Manual Breaks Down Gov’t Benefits for Immigrants

The Immigrant Services Manual is available in eight languages, both in print and online.

The Immigrant Services Manual is available in eight languages, both in print and online.

In some New York City immigrant communities, rumors about public benefits stop even the neediest from applying for services they’re eligible to receive. Myths circulate that receiving public benefits can affect credit scores or a child’s chance of receiving college financial aid, and immigrants who qualify for public services shy away from redeeming them.

The Immigrant Services Manual is designed to dispel some of the rumors and misinformation surrounding public benefits for city immigrants and their families.

Issued by a group of organizations led by the Fund for Public Advocacy, a nonprofit affiliated with the Office of the New York City Public Advocate, and including the New York State Office of New Americans and the New York City Mayor’s Office of Immigrant Affairs, the manual provides concise information on public services available to immigrants and immigrant families.

“None of this should be a mystery – if benefits are available, people should be able to make use of them,” said Fatima Shama, the commissioner of the Mayor’s Office of Immigrant Affairs. “This manual will be a go-to.”

The manual lists city, state and federal benefits ranging from Earned Income Tax credit to Head Start to health insurance programs and marks whether green card holders, immigrants of various legal status (such as refugees and asylum seekers) and the undocumented are eligible for the benefit.

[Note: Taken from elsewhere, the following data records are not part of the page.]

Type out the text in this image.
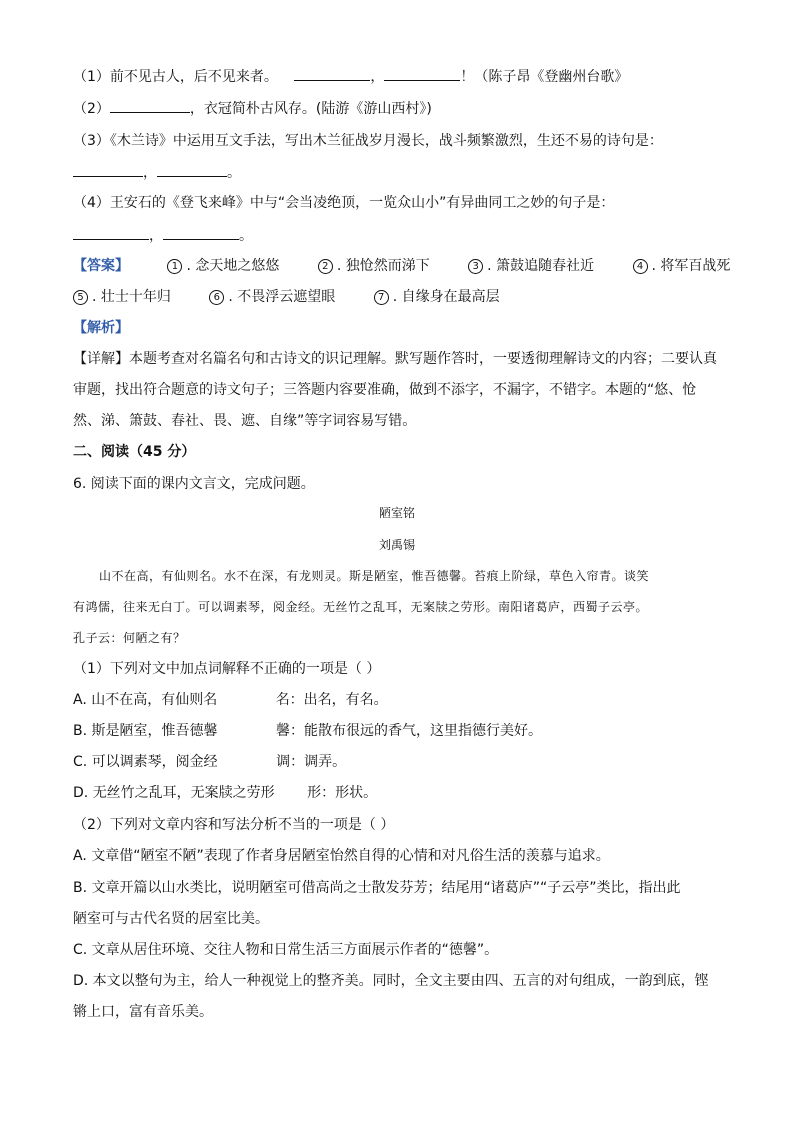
（1）前不见古人，后不见来者。	，	！（陈子昂《登幽州台歌》
（2）	，衣冠简朴古风存。(陆游《游山西村》)
（3）《木兰诗》中运用互文手法，写出木兰征战岁月漫长，战斗频繁激烈，生还不易的诗句是：
，	。
（4）王安石的《登飞来峰》中与“会当凌绝顶，一览众山小”有异曲同工之妙的句子是：
，	。
【答案】	1 . 念天地之悠悠	2 . 独怆然而涕下	3 . 箫鼓追随春社近	4 . 将军百战死
5 . 壮士十年归	6 . 不畏浮云遮望眼	7 . 自缘身在最高层
【解析】
【详解】本题考查对名篇名句和古诗文的识记理解。默写题作答时，一要透彻理解诗文的内容；二要认真
审题，找出符合题意的诗文句子；三答题内容要准确，做到不添字，不漏字，不错字。本题的“悠、怆
然、涕、箫鼓、春社、畏、遮、自缘”等字词容易写错。
二、阅读（45 分）
6. 阅读下面的课内文言文，完成问题。
陋室铭
刘禹锡
山不在高，有仙则名。水不在深，有龙则灵。斯是陋室，惟吾德馨。苔痕上阶绿，草色入帘青。谈笑
有鸿儒，往来无白丁。可以调素琴，阅金经。无丝竹之乱耳，无案牍之劳形。南阳诸葛庐，西蜀子云亭。
孔子云：何陋之有？
（1）下列对文中加点词解释不正确的一项是（ ）
A. 山不在高，有仙则名	名：出名，有名。
B. 斯是陋室，惟吾德馨	馨：能散布很远的香气，这里指德行美好。
C. 可以调素琴，阅金经	调：调弄。
D. 无丝竹之乱耳，无案牍之劳形 形：形状。
（2）下列对文章内容和写法分析不当的一项是（ ）
A. 文章借“陋室不陋”表现了作者身居陋室怡然自得的心情和对凡俗生活的羡慕与追求。
B. 文章开篇以山水类比，说明陋室可借高尚之士散发芬芳；结尾用“诸葛庐”“子云亭”类比，指出此
陋室可与古代名贤的居室比美。
C. 文章从居住环境、交往人物和日常生活三方面展示作者的“德馨”。
D. 本文以整句为主，给人一种视觉上的整齐美。同时，全文主要由四、五言的对句组成，一韵到底，铿
锵上口，富有音乐美。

It then describes how to qualify for the service, where and how to apply for it and what website to visit.

César Perales, the Secretary of State of New York, said that he believes the manual will help protect immigrants from scam artists both in and out of New York City. Perales said that scammers who deceive immigrants eligible for public benefits into paying for help to secure eligibility are widespread.

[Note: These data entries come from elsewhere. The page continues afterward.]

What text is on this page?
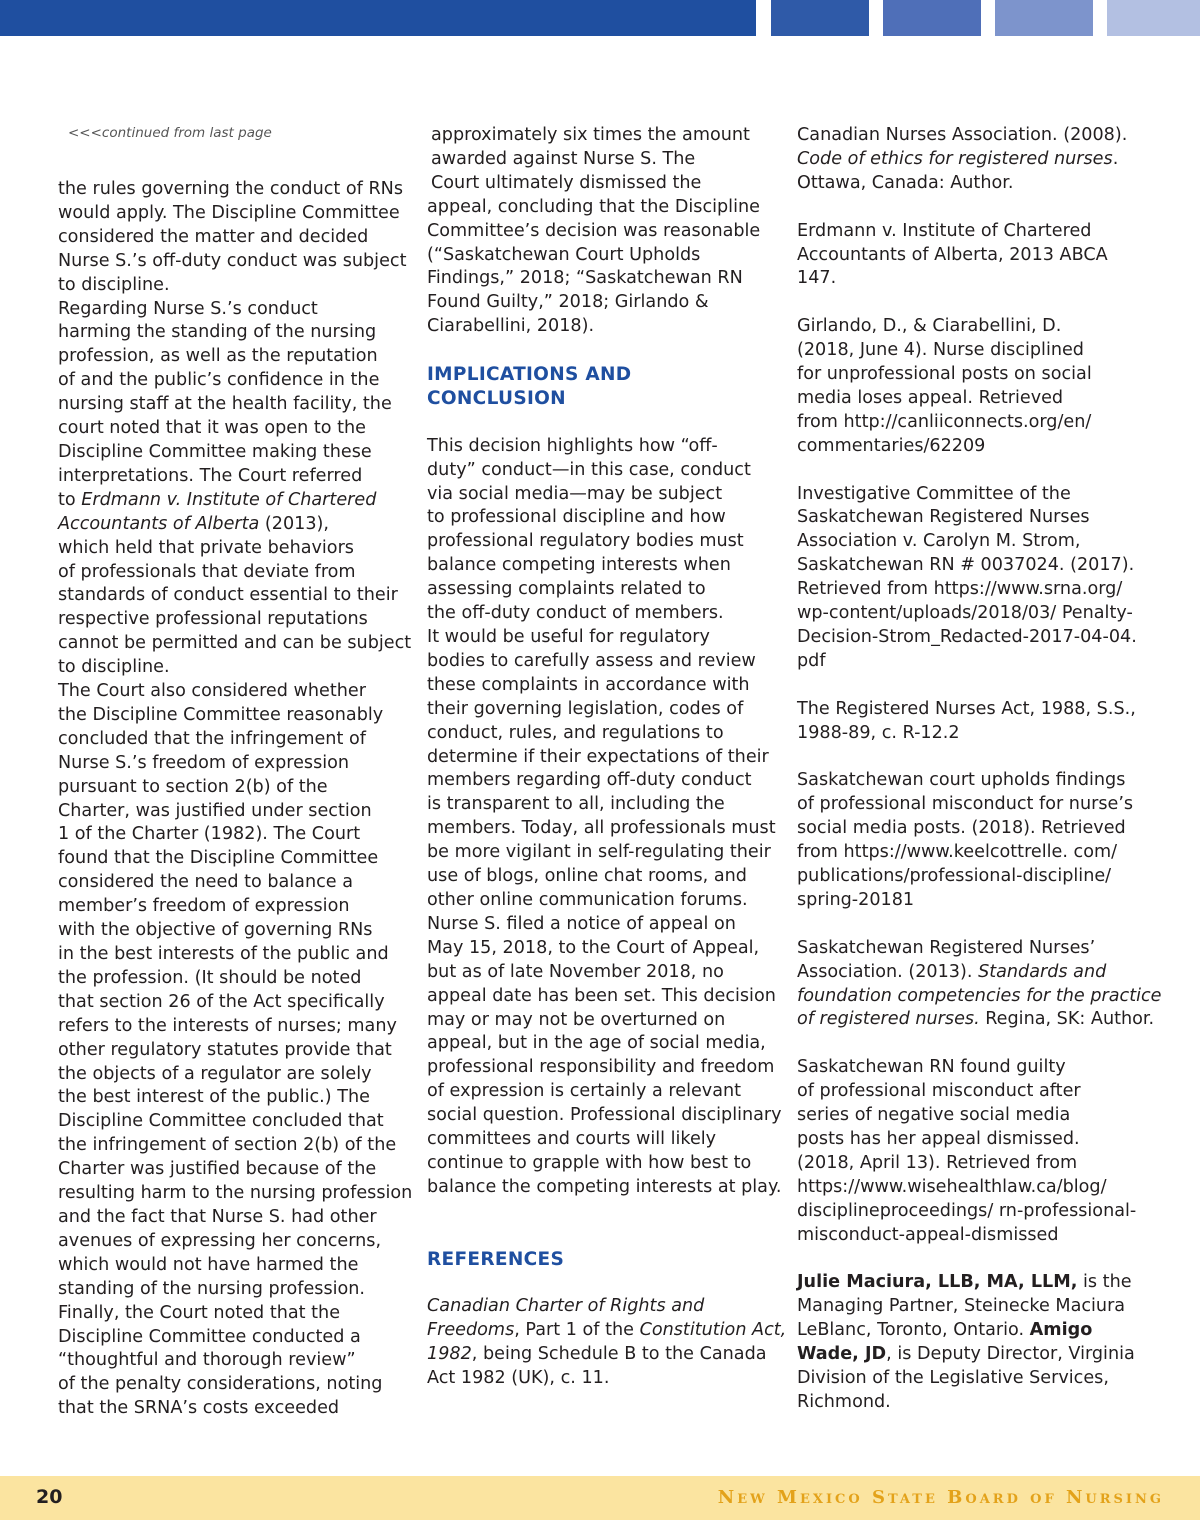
<<<continued from last page

the rules governing the conduct of RNs

would apply. The Discipline Committee

considered the matter and decided

Nurse S.’s off-duty conduct was subject

to discipline.

Regarding Nurse S.’s conduct

harming the standing of the nursing

profession, as well as the reputation

of and the public’s confidence in the

nursing staff at the health facility, the

court noted that it was open to the

Discipline Committee making these

interpretations. The Court referred

to Erdmann v. Institute of Chartered

Accountants of Alberta (2013),

which held that private behaviors

of professionals that deviate from

standards of conduct essential to their

respective professional reputations

cannot be permitted and can be subject

to discipline.

The Court also considered whether

the Discipline Committee reasonably

concluded that the infringement of

Nurse S.’s freedom of expression

pursuant to section 2(b) of the

Charter, was justified under section

1 of the Charter (1982). The Court

found that the Discipline Committee

considered the need to balance a

member’s freedom of expression

with the objective of governing RNs

in the best interests of the public and

the profession. (It should be noted

that section 26 of the Act specifically

refers to the interests of nurses; many

other regulatory statutes provide that

the objects of a regulator are solely

the best interest of the public.) The

Discipline Committee concluded that

the infringement of section 2(b) of the

Charter was justified because of the

resulting harm to the nursing profession

and the fact that Nurse S. had other

avenues of expressing her concerns,

which would not have harmed the

standing of the nursing profession.

Finally, the Court noted that the

Discipline Committee conducted a

“thoughtful and thorough review”

of the penalty considerations, noting

that the SRNA’s costs exceeded

approximately six times the amount

awarded against Nurse S. The

Court ultimately dismissed the

appeal, concluding that the Discipline

Committee’s decision was reasonable

(“Saskatchewan Court Upholds

Findings,” 2018; “Saskatchewan RN

Found Guilty,” 2018; Girlando &

Ciarabellini, 2018).

IMPLICATIONS AND

CONCLUSION

This decision highlights how “off-

duty” conduct—in this case, conduct

via social media—may be subject

to professional discipline and how

professional regulatory bodies must

balance competing interests when

assessing complaints related to

the off-duty conduct of members.

It would be useful for regulatory

bodies to carefully assess and review

these complaints in accordance with

their governing legislation, codes of

conduct, rules, and regulations to

determine if their expectations of their

members regarding off-duty conduct

is transparent to all, including the

members. Today, all professionals must

be more vigilant in self-regulating their

use of blogs, online chat rooms, and

other online communication forums.

Nurse S. filed a notice of appeal on

May 15, 2018, to the Court of Appeal,

but as of late November 2018, no

appeal date has been set. This decision

may or may not be overturned on

appeal, but in the age of social media,

professional responsibility and freedom

of expression is certainly a relevant

social question. Professional disciplinary

committees and courts will likely

continue to grapple with how best to

balance the competing interests at play.

REFERENCES

Canadian Charter of Rights and

Freedoms, Part 1 of the Constitution Act,

1982, being Schedule B to the Canada

Act 1982 (UK), c. 11.

Canadian Nurses Association. (2008).

Code of ethics for registered nurses.

Ottawa, Canada: Author.

Erdmann v. Institute of Chartered

Accountants of Alberta, 2013 ABCA

147.

Girlando, D., & Ciarabellini, D.

(2018, June 4). Nurse disciplined

for unprofessional posts on social

media loses appeal. Retrieved

from http://canliiconnects.org/en/

commentaries/62209

Investigative Committee of the

Saskatchewan Registered Nurses

Association v. Carolyn M. Strom,

Saskatchewan RN # 0037024. (2017).

Retrieved from https://www.srna.org/

wp-content/uploads/2018/03/ Penalty-

Decision-Strom_Redacted-2017-04-04.

pdf

The Registered Nurses Act, 1988, S.S.,

1988-89, c. R-12.2

Saskatchewan court upholds findings

of professional misconduct for nurse’s

social media posts. (2018). Retrieved

from https://www.keelcottrelle. com/

publications/professional-discipline/

spring-20181

Saskatchewan Registered Nurses’

Association. (2013). Standards and

foundation competencies for the practice

of registered nurses. Regina, SK: Author.

Saskatchewan RN found guilty

of professional misconduct after

series of negative social media

posts has her appeal dismissed.

(2018, April 13). Retrieved from

https://www.wisehealthlaw.ca/blog/

disciplineproceedings/ rn-professional-

misconduct-appeal-dismissed

Julie Maciura, LLB, MA, LLM, is the

Managing Partner, Steinecke Maciura

LeBlanc, Toronto, Ontario. Amigo

Wade, JD, is Deputy Director, Virginia

Division of the Legislative Services,

Richmond.

20	New Mexico State Board of Nursing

“I think that making this available to service providers and having it online will go a long way toward protecting individuals from being taken advantage of,” said Perales.

Shama said that the manual, available in print and online in eight different languages, will be a tool for volunteers and workers serving immigrant communities.

“We need to make sure the front-line workers at community organizations understand and have easy access to information on the services available,” said Shama. “They are our surrogates – this guide will help them inform immigrant communities and provide assistance.”

She added that the resource will be particularly useful to families of mixed documentation status. In situations where certain family members are undocumented, Shama said, “people are sometimes afraid of receiving benefits and afraid of what they don’t know.”

The manual launched Thursday at an event at the CUNY Graduate School of Journalism. Representatives of city government offices and community-based organizations came together to recognize and discuss the resource and its uses.

Access to the Immigrant Services Manual is available online in English, Arabic, Chinese (Traditional), Russian, Spanish, Bengali, Haitian Creole, and Korean.

“Many immigrants live outside the city. This document is helpful to them too,” said Perales. “As a state official I see it as having potential impact all over New York. The fact that it is online in seven languages other than Enlgish makes this extremely important.”